CS475 Lab 2: Scheduling of Parallel Mandelbrot

In Lab 1 you probably did not get perfect speedup, not even linear speedup! Convince yourself that even though the outer loops of Mandelbrot are very nice and regular, the inner loop IS NOT! Study the mandelbrot image.

  1. What does a certain pixel value tell you about the number of iterations in the inner loop?
  2. What does that say about the amount of work the various threads have to do? (hint: Think about 2 vs 3 threads.)
  3. Find a better scheduling strategy, and plot your new results. These are your input for Discussion 2. Use the state capital machines for your experiments.

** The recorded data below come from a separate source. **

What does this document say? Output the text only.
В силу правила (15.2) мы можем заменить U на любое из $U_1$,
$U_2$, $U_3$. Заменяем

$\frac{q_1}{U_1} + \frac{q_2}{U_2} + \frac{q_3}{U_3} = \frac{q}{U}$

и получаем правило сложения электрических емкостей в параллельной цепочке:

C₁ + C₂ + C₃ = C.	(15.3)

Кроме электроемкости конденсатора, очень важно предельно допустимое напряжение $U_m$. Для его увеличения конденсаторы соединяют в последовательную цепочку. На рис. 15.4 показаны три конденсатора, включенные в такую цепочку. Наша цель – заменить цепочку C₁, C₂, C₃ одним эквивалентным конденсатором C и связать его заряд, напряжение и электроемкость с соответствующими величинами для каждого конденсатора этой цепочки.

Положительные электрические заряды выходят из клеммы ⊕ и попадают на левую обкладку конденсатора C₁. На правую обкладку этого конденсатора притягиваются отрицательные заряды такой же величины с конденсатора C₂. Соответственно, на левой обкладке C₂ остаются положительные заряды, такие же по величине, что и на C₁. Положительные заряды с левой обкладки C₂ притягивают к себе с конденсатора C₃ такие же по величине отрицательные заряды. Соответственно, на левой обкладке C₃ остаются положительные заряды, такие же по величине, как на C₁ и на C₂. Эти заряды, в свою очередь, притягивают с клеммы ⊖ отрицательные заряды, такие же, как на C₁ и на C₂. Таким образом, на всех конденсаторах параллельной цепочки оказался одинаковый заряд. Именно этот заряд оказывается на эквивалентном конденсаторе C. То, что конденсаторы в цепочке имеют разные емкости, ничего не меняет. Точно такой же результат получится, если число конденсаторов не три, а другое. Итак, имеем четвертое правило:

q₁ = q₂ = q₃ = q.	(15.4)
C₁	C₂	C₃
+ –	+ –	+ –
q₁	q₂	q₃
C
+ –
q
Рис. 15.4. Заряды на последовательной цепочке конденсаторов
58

In discussion 2 you will report your results and discuss your observations with your group.

Additional thought:

What if neither hint nor the use of scheduling strategy is specified? What will be a systematic way to analyze?
In the attached tar file Mand_Profiling, you have the following files.

  1. makefile
  2. mandelbrot.c
  3. timer.h
  4. timer.c
  5. mand_prof.c
The first four files are the same from your Lab-1 (Makefile modified to compile mand_prof.c). In mand_prof.c , there are counters to count the number of iterations each thread does. When you compile it, you can find the following object files.
  1. mandSEQ
  2. mandSEQ_prof
  3. mandOMP
  4. mandOMP_prof
mandSEQ_prof and mandOMP_prof are the versions with the counter. Below is an example of running them.
$mandSEQ_prof 1000
Elapsed time: 6.258007 sec
op_count_sequential=1404437847

$mandOMP_prof 1000 3
Elapsed time: 2.413585 sec
op_count[0]=354968274
op_count[1]=699245587
op_count[2]=468106879
op_count_parallel=1404437847
The third argument in the mandOMP_prof is the number of threads. You can specify it here instead of using "export OMP_NUM_THREADS". As you can see the op_count_sequential and op_count_parallel should be the same. But the op_count[i] varies for each thread. By this way, even if you cannot understand the code at first glace, you can systematically see how the parallelization is working and how the work/iterations are distribuited among the threads. You can play with the code and see how the count value varies with different scheduling strategies. This is not a part of your Lab exercise. This is an illustration to understand the code better.